The lawsuit was filed in Oklahoma City federal court against Hays, Miles, Noble, Dr. Balogh, an unnamed case worker and 10 unnamed guards.
Also sued were Joe Allbaugh, who was the director of the Oklahoma Department of Corrections, and Carl Bear, who was the warden at Joseph Harp Correctional Center.
England had been transferred to the Joseph Harp Correctional Center in February 2018 after refusing to participate in the Delayed Sentencing Program for Youthful Offenders, attorneys for the defendants wrote in one court filing.
He had been evaluated for a possible hernia in April 2018, they wrote. He was scheduled for a surgical consultation after being seen again by medical staff May 16, 2018.

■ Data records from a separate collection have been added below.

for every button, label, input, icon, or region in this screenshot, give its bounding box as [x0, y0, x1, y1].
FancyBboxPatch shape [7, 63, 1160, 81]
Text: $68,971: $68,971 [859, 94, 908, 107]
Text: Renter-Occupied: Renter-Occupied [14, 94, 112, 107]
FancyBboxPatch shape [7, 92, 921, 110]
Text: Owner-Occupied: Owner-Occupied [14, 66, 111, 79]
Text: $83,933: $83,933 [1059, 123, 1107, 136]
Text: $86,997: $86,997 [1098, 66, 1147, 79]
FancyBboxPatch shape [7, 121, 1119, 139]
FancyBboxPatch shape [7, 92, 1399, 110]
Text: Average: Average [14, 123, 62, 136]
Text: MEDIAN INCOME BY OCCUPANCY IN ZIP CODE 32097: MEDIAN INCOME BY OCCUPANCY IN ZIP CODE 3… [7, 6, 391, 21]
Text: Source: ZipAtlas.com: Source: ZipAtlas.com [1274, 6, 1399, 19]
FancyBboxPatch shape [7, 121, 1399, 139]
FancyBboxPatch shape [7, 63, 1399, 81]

The consultation was set for June 13, 2018, at the Lindsay Municipal Hospital. “In the interim, Mr. England received consistent and ongoing care by JHCC medical staff for suspected stomach and digestive ailments,” the state’s attorneys wrote.
England, the lawsuit states, was serving a 343-day sentence after pleading guilty to oil theft, fourth-degree arson, conspiracy and contributing to the delinquency of minors. He died just weeks after turning 21, with less than three months remaining on his sentence.
The resolution approved by Oklahoma legislators states Oklahoma’s Attorney General (Gentner Drummond) and its director of Oklahoma’s Department of Corrections (Steven Harpe) recommended settling the case.
It states that by agreeing to the deal, the case against the defendants will be dismissed with prejudice and that it will release appointed/elected officials and employees from any future claims related to England’s death.
The resolution was filed with the Oklahoma Secretary of State on May 25, allowing the settlement process to move forward. It did not require a signature from Gov. Kevin Stitt.
“The word is overused, but Joshua’s death was truly tragic,” the mother’s attorneys, Paul DeMuro and Katie Rosenfeld, said in a prepared statement sent to The Oklahoman May 25.
The attorneys said England “should never have been in prison in the first place,” given he had been sent there for a nonviolent property offense and had no previous felony record.
“If the state of Oklahoma is intent in locking up so many of its citizens for nonviolent offenses, the state needs to devote far more resources and attention to its correctional system to fulfill its constitutional duty to provide basic medical care for people in its custody.”
The attorneys said England’s family “continues to mourn his loss each day, but hopes that this settlement spurs the state to care for each person in its custody, so no other family loses their child.”